All her suggestions are very much in line with the interactive teaching methods suggested by the National Literacy Strategy in its publication Progression in Phonics. They also sound great fun - fun which can be tailored to any age from Reception to around Year 4 - and a far cry from the dry, skills-and-drills teaching that too many people still associate with spelling and phonics.

As far as Pat Francis is concerned, they are the obvious way to teach. A former travelling puppeteer, she has often seen the power of puppets to motivate and inspire children: “They are the ultimate interactive medium, and all children seem to relate to them. You’ll often see children use puppets to ‘do’ or ‘say’ something they have trouble with themselves. If they build up a relationship with the puppet, you’ll find they start ‘teaching’ it, verbalising what they themselves have found difficult.”

Now that she works in the Kent region with young adults and children who have specific literacy difficulties, Pat also recognises the importance of mlti-sensory skills teaching, and believes puppets are the perfect vehicle, involving auditory, visual and kinaesthetic learning, as well as providing a wealth of cognitive links. “But it’s not just special needs children that benefit from this sort of teaching. All children should have it. Simple puppets can become a regular part of class teaching in the literacy hour.”

One class teaching technique recommended by the NLS, called “Show Me”, involves every child responding to the teacher’s question by holding up cards, letter fans or individual whiteboards. “What about using simple puppets?” says Pat. “For the owou spelling choice, for instance - each child could make its own clown puppet (a paper plate on a stick, with a painted face and wool for hair) and a cloud puppet (cotton wool on a stick, and sticky paper eyes and mouth). Then, when the teacher calls out an ‘ow’ word, they can hold up the appropriate puppet.
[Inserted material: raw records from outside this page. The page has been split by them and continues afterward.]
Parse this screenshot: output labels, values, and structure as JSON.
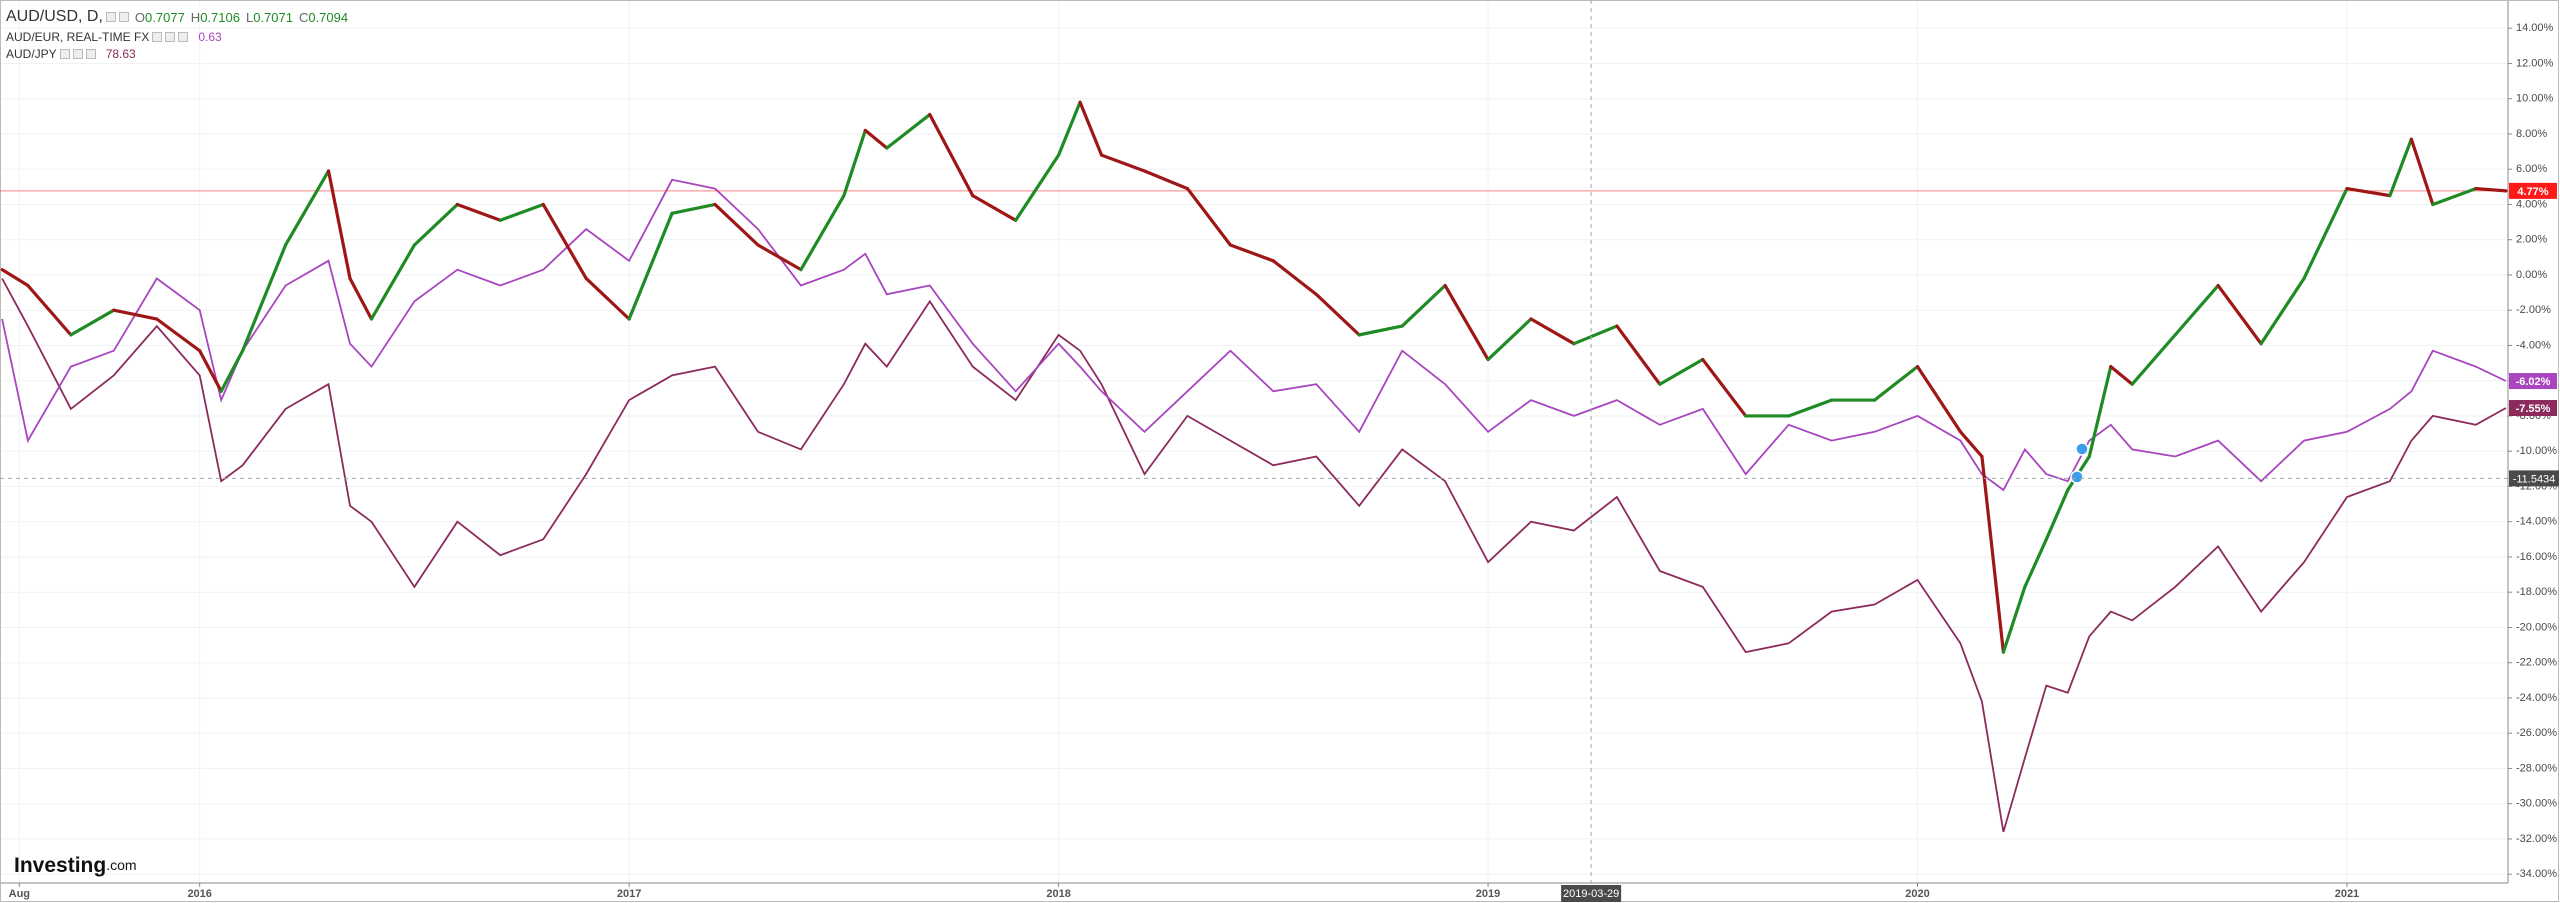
{
  "chart_data": {
    "type": "line",
    "series": [
      {
        "name": "AUD/USD, D,",
        "style": "candles",
        "color": "#ff1a1a",
        "up_color": "#1f8b24",
        "down_color": "#9e1616",
        "ohlc": [
          {
            "key": "O",
            "value": 0.7077
          },
          {
            "key": "H",
            "value": 0.7106
          },
          {
            "key": "L",
            "value": 0.7071
          },
          {
            "key": "C",
            "value": 0.7094
          }
        ],
        "last_label": "4.77%",
        "values": [
          0.3,
          -0.6,
          -3.4,
          -2.0,
          -2.5,
          -4.3,
          -6.6,
          -4.3,
          1.7,
          5.9,
          -0.2,
          -2.5,
          1.7,
          4.0,
          3.1,
          4.0,
          -0.2,
          -2.5,
          3.5,
          4.0,
          1.7,
          0.3,
          4.5,
          8.2,
          7.2,
          9.1,
          4.5,
          3.1,
          6.8,
          9.8,
          6.8,
          5.9,
          4.9,
          1.7,
          0.8,
          -1.1,
          -3.4,
          -2.9,
          -0.6,
          -4.8,
          -2.5,
          -3.9,
          -2.9,
          -6.2,
          -4.8,
          -8.0,
          -8.0,
          -7.1,
          -7.1,
          -5.2,
          -8.9,
          -10.3,
          -21.4,
          -17.7,
          -15.0,
          -12.2,
          -10.3,
          -5.2,
          -6.2,
          -3.4,
          -0.6,
          -3.9,
          -0.2,
          4.9,
          4.5,
          7.7,
          4.0,
          4.9,
          4.77
        ]
      },
      {
        "name": "AUD/EUR, REAL-TIME FX",
        "style": "line",
        "color": "#a845bf",
        "last_value": 0.63,
        "last_label": "-6.02%",
        "values": [
          -2.5,
          -9.4,
          -5.2,
          -4.3,
          -0.2,
          -2.0,
          -7.1,
          -4.3,
          -0.6,
          0.8,
          -3.9,
          -5.2,
          -1.5,
          0.3,
          -0.6,
          0.3,
          2.6,
          0.8,
          5.4,
          4.9,
          2.6,
          -0.6,
          0.3,
          1.2,
          -1.1,
          -0.6,
          -3.9,
          -6.6,
          -3.9,
          -5.2,
          -6.6,
          -8.9,
          -6.6,
          -4.3,
          -6.6,
          -6.2,
          -8.9,
          -4.3,
          -6.2,
          -8.9,
          -7.1,
          -8.0,
          -7.1,
          -8.5,
          -7.6,
          -11.3,
          -8.5,
          -9.4,
          -8.9,
          -8.0,
          -9.4,
          -11.3,
          -12.2,
          -9.9,
          -11.3,
          -11.7,
          -9.4,
          -8.5,
          -9.9,
          -10.3,
          -9.4,
          -11.7,
          -9.4,
          -8.9,
          -7.6,
          -6.6,
          -4.3,
          -5.2,
          -6.02
        ]
      },
      {
        "name": "AUD/JPY",
        "style": "line",
        "color": "#8c2a5c",
        "last_value": 78.63,
        "last_label": "-7.55%",
        "values": [
          -0.2,
          -2.9,
          -7.6,
          -5.7,
          -2.9,
          -5.7,
          -11.7,
          -10.8,
          -7.6,
          -6.2,
          -13.1,
          -14.0,
          -17.7,
          -14.0,
          -15.9,
          -15.0,
          -11.3,
          -7.1,
          -5.7,
          -5.2,
          -8.9,
          -9.9,
          -6.2,
          -3.9,
          -5.2,
          -1.5,
          -5.2,
          -7.1,
          -3.4,
          -4.3,
          -6.2,
          -11.3,
          -8.0,
          -9.4,
          -10.8,
          -10.3,
          -13.1,
          -9.9,
          -11.7,
          -16.3,
          -14.0,
          -14.5,
          -12.6,
          -16.8,
          -17.7,
          -21.4,
          -20.9,
          -19.1,
          -18.7,
          -17.3,
          -20.9,
          -24.2,
          -31.6,
          -27.4,
          -23.3,
          -23.7,
          -20.5,
          -19.1,
          -19.6,
          -17.7,
          -15.4,
          -19.1,
          -16.3,
          -12.6,
          -11.7,
          -9.4,
          -8.0,
          -8.5,
          -7.55
        ]
      }
    ],
    "x": [
      2015.54,
      2015.6,
      2015.7,
      2015.8,
      2015.9,
      2016.0,
      2016.05,
      2016.1,
      2016.2,
      2016.3,
      2016.35,
      2016.4,
      2016.5,
      2016.6,
      2016.7,
      2016.8,
      2016.9,
      2017.0,
      2017.1,
      2017.2,
      2017.3,
      2017.4,
      2017.5,
      2017.55,
      2017.6,
      2017.7,
      2017.8,
      2017.9,
      2018.0,
      2018.05,
      2018.1,
      2018.2,
      2018.3,
      2018.4,
      2018.5,
      2018.6,
      2018.7,
      2018.8,
      2018.9,
      2019.0,
      2019.1,
      2019.2,
      2019.3,
      2019.4,
      2019.5,
      2019.6,
      2019.7,
      2019.8,
      2019.9,
      2020.0,
      2020.1,
      2020.15,
      2020.2,
      2020.25,
      2020.3,
      2020.35,
      2020.4,
      2020.45,
      2020.5,
      2020.6,
      2020.7,
      2020.8,
      2020.9,
      2021.0,
      2021.1,
      2021.15,
      2021.2,
      2021.3,
      2021.37
    ],
    "xlim": [
      2015.535,
      2021.375
    ],
    "xticks": [
      {
        "value": 2015.58,
        "label": "Aug"
      },
      2016,
      2017,
      2018,
      2019,
      2020,
      2021
    ],
    "ylim": [
      -34.5,
      15.6
    ],
    "yticks": [
      {
        "value": 14,
        "label": "14.00%"
      },
      {
        "value": 12,
        "label": "12.00%"
      },
      {
        "value": 10,
        "label": "10.00%"
      },
      {
        "value": 8,
        "label": "8.00%"
      },
      {
        "value": 6,
        "label": "6.00%"
      },
      {
        "value": 4,
        "label": "4.00%"
      },
      {
        "value": 2,
        "label": "2.00%"
      },
      {
        "value": 0,
        "label": "0.00%"
      },
      {
        "value": -2,
        "label": "-2.00%"
      },
      {
        "value": -4,
        "label": "-4.00%"
      },
      {
        "value": -6,
        "label": "-6.00%"
      },
      {
        "value": -8,
        "label": "-8.00%"
      },
      {
        "value": -10,
        "label": "-10.00%"
      },
      {
        "value": -12,
        "label": "-12.00%"
      },
      {
        "value": -14,
        "label": "-14.00%"
      },
      {
        "value": -16,
        "label": "-16.00%"
      },
      {
        "value": -18,
        "label": "-18.00%"
      },
      {
        "value": -20,
        "label": "-20.00%"
      },
      {
        "value": -22,
        "label": "-22.00%"
      },
      {
        "value": -24,
        "label": "-24.00%"
      },
      {
        "value": -26,
        "label": "-26.00%"
      },
      {
        "value": -28,
        "label": "-28.00%"
      },
      {
        "value": -30,
        "label": "-30.00%"
      },
      {
        "value": -32,
        "label": "-32.00%"
      },
      {
        "value": -34,
        "label": "-34.00%"
      }
    ],
    "grid": true,
    "crosshair": {
      "x": 2019.24,
      "x_label": "2019-03-29",
      "y": -11.5434
    },
    "logo": {
      "name": "Investing",
      "suffix": ".com"
    }
  }
}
And they can use that puppet for all sorts of other things too. I don’t see why teaching spelling shouldn’t be creative!” All Pat’s puppets are made from everyday materials - packaging, junk, bits and pieces she finds in discount shops. “I’m always collecting promising-looking things, usually without the faintest idea what for. Something will hang around the house for a while, then I’ll be out for a walk and I’ll suddenly realise how I could use it. Then I can’t wait to get back home and make the puppet.”
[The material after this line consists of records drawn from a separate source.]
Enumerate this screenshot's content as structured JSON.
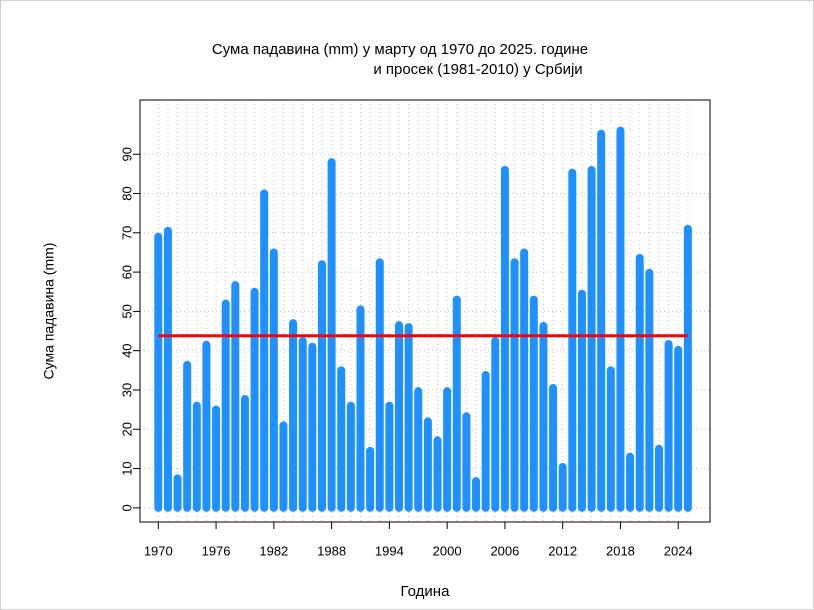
{
  "chart_data": {
    "type": "bar",
    "title": [
      "Сума падавина (mm)  у марту од 1970 до 2025. године",
      "и просек (1981-2010) у Србији"
    ],
    "xlabel": "Година",
    "ylabel": "Сума падавина (mm)",
    "x": [
      1970,
      1971,
      1972,
      1973,
      1974,
      1975,
      1976,
      1977,
      1978,
      1979,
      1980,
      1981,
      1982,
      1983,
      1984,
      1985,
      1986,
      1987,
      1988,
      1989,
      1990,
      1991,
      1992,
      1993,
      1994,
      1995,
      1996,
      1997,
      1998,
      1999,
      2000,
      2001,
      2002,
      2003,
      2004,
      2005,
      2006,
      2007,
      2008,
      2009,
      2010,
      2011,
      2012,
      2013,
      2014,
      2015,
      2016,
      2017,
      2018,
      2019,
      2020,
      2021,
      2022,
      2023,
      2024,
      2025
    ],
    "values": [
      69,
      70.5,
      7.5,
      36.4,
      26,
      41.5,
      25,
      52,
      56.7,
      27.7,
      55,
      80,
      65,
      21,
      47,
      42.5,
      41,
      62,
      88,
      35,
      26,
      50.5,
      14.5,
      62.5,
      26,
      46.5,
      46,
      29.7,
      22,
      17.2,
      29.7,
      53,
      23.3,
      6.8,
      33.8,
      42.5,
      86,
      62.5,
      65,
      53,
      46.3,
      30.5,
      10.4,
      85.3,
      54.5,
      86,
      95.2,
      35,
      96,
      13,
      63.6,
      59.8,
      15,
      41.7,
      40.2,
      71
    ],
    "color": "#1e90ff",
    "average": {
      "value": 43.8,
      "color": "#ff0000"
    },
    "xlim": [
      1968.1,
      2027.3
    ],
    "xticks": [
      1970,
      1976,
      1982,
      1988,
      1994,
      2000,
      2006,
      2012,
      2018,
      2024
    ],
    "ylim": [
      -3.6,
      103.8
    ],
    "yticks": [
      0,
      10,
      20,
      30,
      40,
      50,
      60,
      70,
      80,
      90
    ],
    "grid": true
  }
}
There are a number of basic puppet types, all reduced to the simplest possible formula - stringed puppets like the bird; puppets on sticks, gloves or fingers; large, human puppets (“Start with a really long cobweb brush, stick a round face beneath the brush, then push a car sponge on to the stick to make shoulders. Then you can put on an old dress to make the body.”) Faces are important, but you can do a lot with sticky label eyes and moulded pipe-cleaners. “Voices are vital too,” says Pat. “If you give the puppet a voice, choose a distinctive one that adds to the character. Then when you or the children use that voice, it’s the puppet speaking, not your everyday selves. That gives the puppet its power as a mediator between you and them, and, if necessary, as a safe mouthpiece for the child.”

TEACHER NOTES

For teaching the basic vowel sounds, Pat has two gloves - a short glove for the five short vowels and a long evening glove for the five long vowels. Each finger has a pipe-cleaner face making an animated a, e, i, o, u and a name that reflects the relevant phoneme. Even the characters’ colours are phonemically linked. Since the short vowels are introduced first, their names are all CVC (consonant-vowel-consonant) words, simple for young readers to decode and write.

The gloves are big enough for an average teacher’s hand, but children can use them too. There are many ways they can be used - for instance, a child wears the glove, the teacher says a word, and the child bows the finger for the appropriate vowel sound.